Долгие годы этот человек занят тем, что непрерывно выкашивает пшеницу. Он так занят тем, чтобы успеть скосить как можно больше, что уже не в состоянии отличить зеленый колос от спелого.
Дрю Эриксон со своей косой безостановочно движется по полю.

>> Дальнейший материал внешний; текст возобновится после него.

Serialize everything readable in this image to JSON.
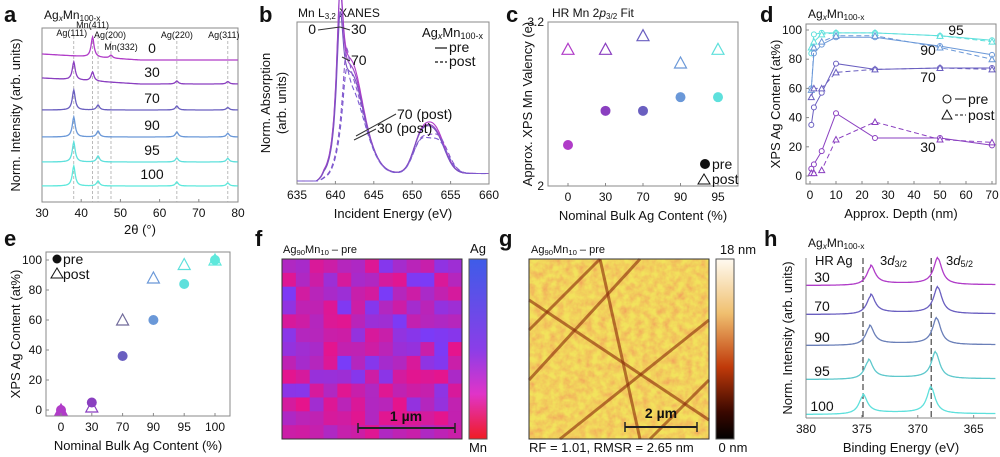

Не угасают вспышки слепых солнц над землей, и не гаснет белый огонь в его бессонных глазах.
И так изо дня в день, из года в год.
Uncle Einar 1947( Дядюшка Эйнар)
– Да у тебя на это всего одна минута уйдет, – настаивала миловидная супруга дядюшки Эйнара.
– Я отказываюсь, – ответил он. – На отказ секунды достаточно.
– Я все утро трудилась, – сказала она, потирая свою стройную спину, – а ты даже помочь не хочешь. Вон какая гроза собирается.
– И пусть собирается! – сердито воскликнул он. – Хочешь, чтобы меня из-за твоих простыней молния стукнула!
– Да ты успеешь, тебе ничего не стоит.
– Сказал – не буду, и все. – Огромные непромокаемые крылья дядюшки Эйнара нервно жужжали за его негодующей спиной.
Она подала ему тонкую веревку, на которой было подвешено четыре дюжины мокрых простынь. Он с отвращением покрутил веревку кончиками пальцев.
– До чего я дошел, – буркнул он с горечью. – До чего дошел, до чего…
Он едва не плакал злыми, едкими слезами.
– Не плачь, только хуже их намочишь, – сказала она. – Ну, скорей, покружись с ними.
– Покружись, покружись… – Голос у него был глухой и очень обиженный. – Тебе все равно, хоть бы ливень, хоть бы гром.
– Посуди сам: зачем мне просить тебя, если бы день был погожий, солнечный, – рассудительно возразила она. – А если ты откажешься, вся моя стирка насмарку. Разве что в комнатах развесить…
Эти слова решили дело. Больше всего на свете он ненавидел, когда поперек комнат, будто гирлянды, будто флаги, болтались-развевались простыни, заставляя человека ползать на карачках. Он подпрыгнул. Огромные зеленые крылья гулко хлопнули.
– Только до выгона и обратно!
Сильный взмах, прыжок, и – он взлетел, взлетел, рубя крыльями прохладный воздух, гладя его. Быстрее, чем вы бы произнесли: "У дядюшки Эйнара зеленые крылья", он скользнул над своим огородом, и длинная трепещущая петля простыней забилась в гуле, в воздушной струе от его крыльев.